Nella nuova associazione vengono disegnati anche i vari ruoli all'interno del M5S.  E, quindi, il capo politico diventa una carica elettiva che durerà 5 anni rinnovabili per altrettanti (tetto, quindi, massimo di 10 anni). Così, chiaramente, la figura di Di Maio si rafforzerà ulteriormente, diventando molto simile a quella di un 'segretario' di partito. Poi resteranno il garante (Grillo) e il Collegio dei probiviri (composto da Paola Carinelli, Nunzia Catalfo e Riccardo Fraccaro), oltre a un Comitato di Garanzia (Giancarlo Cancelleri, Vito Crimi e Roberta Lombardi). Novità delle novità, ci sarà pure il tesoriere, vero e proprio inedito del Movimento, ruolo in capo sempre a Di Maio. Infine, come ogni partito che si rispetti, non poteva mancare l'Assemblea degli iscritti "che verrà convocata dal capo politico almeno una volta all'anno in un luogo fisico o su una piattaforma online". 

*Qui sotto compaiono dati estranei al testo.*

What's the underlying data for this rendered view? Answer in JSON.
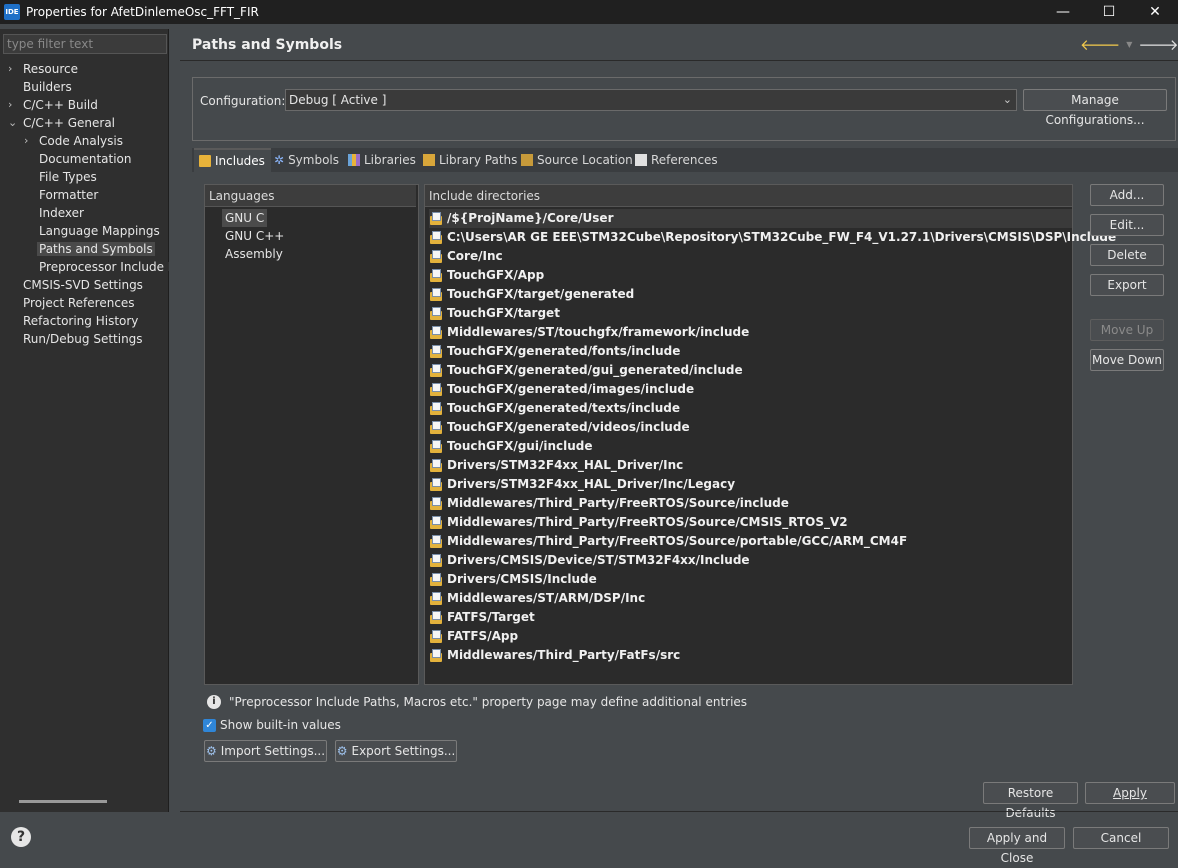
{
  "window": {
    "app_icon_text": "IDE",
    "title": "Properties for AfetDinlemeOsc_FFT_FIR",
    "controls": {
      "minimize": "—",
      "maximize": "☐",
      "close": "✕"
    }
  },
  "sidebar": {
    "filter_placeholder": "type filter text",
    "items": [
      {
        "label": "Resource",
        "arrow": "›"
      },
      {
        "label": "Builders",
        "arrow": ""
      },
      {
        "label": "C/C++ Build",
        "arrow": "›"
      },
      {
        "label": "C/C++ General",
        "arrow": "⌄"
      },
      {
        "label": "Code Analysis",
        "arrow": "›"
      },
      {
        "label": "Documentation",
        "arrow": ""
      },
      {
        "label": "File Types",
        "arrow": ""
      },
      {
        "label": "Formatter",
        "arrow": ""
      },
      {
        "label": "Indexer",
        "arrow": ""
      },
      {
        "label": "Language Mappings",
        "arrow": ""
      },
      {
        "label": "Paths and Symbols",
        "arrow": ""
      },
      {
        "label": "Preprocessor Include Pat",
        "arrow": ""
      },
      {
        "label": "CMSIS-SVD Settings",
        "arrow": ""
      },
      {
        "label": "Project References",
        "arrow": ""
      },
      {
        "label": "Refactoring History",
        "arrow": ""
      },
      {
        "label": "Run/Debug Settings",
        "arrow": ""
      }
    ]
  },
  "header": {
    "title": "Paths and Symbols",
    "back_icon": "arrow-left-icon",
    "forward_icon": "arrow-right-icon",
    "menu_glyph": "⋮"
  },
  "configuration": {
    "label": "Configuration:",
    "value": "Debug  [ Active ]",
    "manage_button": "Manage Configurations..."
  },
  "tabs": [
    {
      "label": "Includes",
      "icon": "includes-icon"
    },
    {
      "label": "Symbols",
      "icon": "symbols-icon"
    },
    {
      "label": "Libraries",
      "icon": "libraries-icon"
    },
    {
      "label": "Library Paths",
      "icon": "library-paths-icon"
    },
    {
      "label": "Source Location",
      "icon": "source-location-icon"
    },
    {
      "label": "References",
      "icon": "references-icon"
    }
  ],
  "languages": {
    "header": "Languages",
    "items": [
      "GNU C",
      "GNU C++",
      "Assembly"
    ]
  },
  "includes": {
    "header": "Include directories",
    "items": [
      "/${ProjName}/Core/User",
      "C:\\Users\\AR GE EEE\\STM32Cube\\Repository\\STM32Cube_FW_F4_V1.27.1\\Drivers\\CMSIS\\DSP\\Include",
      "Core/Inc",
      "TouchGFX/App",
      "TouchGFX/target/generated",
      "TouchGFX/target",
      "Middlewares/ST/touchgfx/framework/include",
      "TouchGFX/generated/fonts/include",
      "TouchGFX/generated/gui_generated/include",
      "TouchGFX/generated/images/include",
      "TouchGFX/generated/texts/include",
      "TouchGFX/generated/videos/include",
      "TouchGFX/gui/include",
      "Drivers/STM32F4xx_HAL_Driver/Inc",
      "Drivers/STM32F4xx_HAL_Driver/Inc/Legacy",
      "Middlewares/Third_Party/FreeRTOS/Source/include",
      "Middlewares/Third_Party/FreeRTOS/Source/CMSIS_RTOS_V2",
      "Middlewares/Third_Party/FreeRTOS/Source/portable/GCC/ARM_CM4F",
      "Drivers/CMSIS/Device/ST/STM32F4xx/Include",
      "Drivers/CMSIS/Include",
      "Middlewares/ST/ARM/DSP/Inc",
      "FATFS/Target",
      "FATFS/App",
      "Middlewares/Third_Party/FatFs/src"
    ]
  },
  "side_buttons": {
    "add": "Add...",
    "edit": "Edit...",
    "delete": "Delete",
    "export": "Export",
    "move_up": "Move Up",
    "move_down": "Move Down"
  },
  "info": {
    "glyph": "i",
    "text": "\"Preprocessor Include Paths, Macros etc.\" property page may define additional entries"
  },
  "show_builtin": {
    "label": "Show built-in values",
    "checked": true,
    "glyph": "✓"
  },
  "settings_buttons": {
    "import": "Import Settings...",
    "export": "Export Settings..."
  },
  "footer": {
    "restore_defaults": "Restore Defaults",
    "apply": "Apply",
    "apply_and_close": "Apply and Close",
    "cancel": "Cancel",
    "help_glyph": "?"
  }
}
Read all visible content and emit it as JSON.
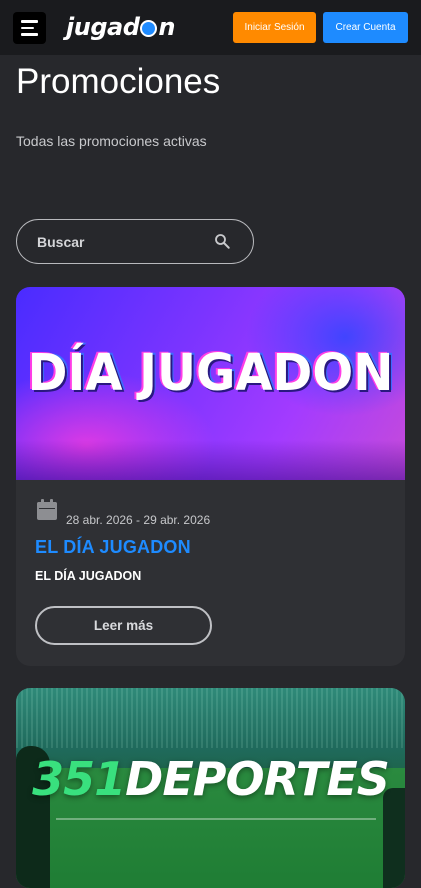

Rimane l'obbligo dei due mandati, mentre si prevedono deroghe per i candidati che hanno già compiuto i 40 anni. Secondo le vecchie regole, avrebbero dovuto correre al Senato. Ma, per evitare che big come Danilo Toninelli o Roberto Fico che hanno superato i 40 anni finiscano a Palazzo Madama, sono attese eccezioni ad hoc. D'altra parte, i 5 Stelle non sono nuovi a correzioni in corsa di regole e statuti. Dal divieto per i grillini di andare in tv, fino a sospensioni ed espulsioni che, nel corso degli anni, hanno avuto regole spesso dettate dalle circostanze e dai personaggi coinvolti (affaire Pizzarotti in primis).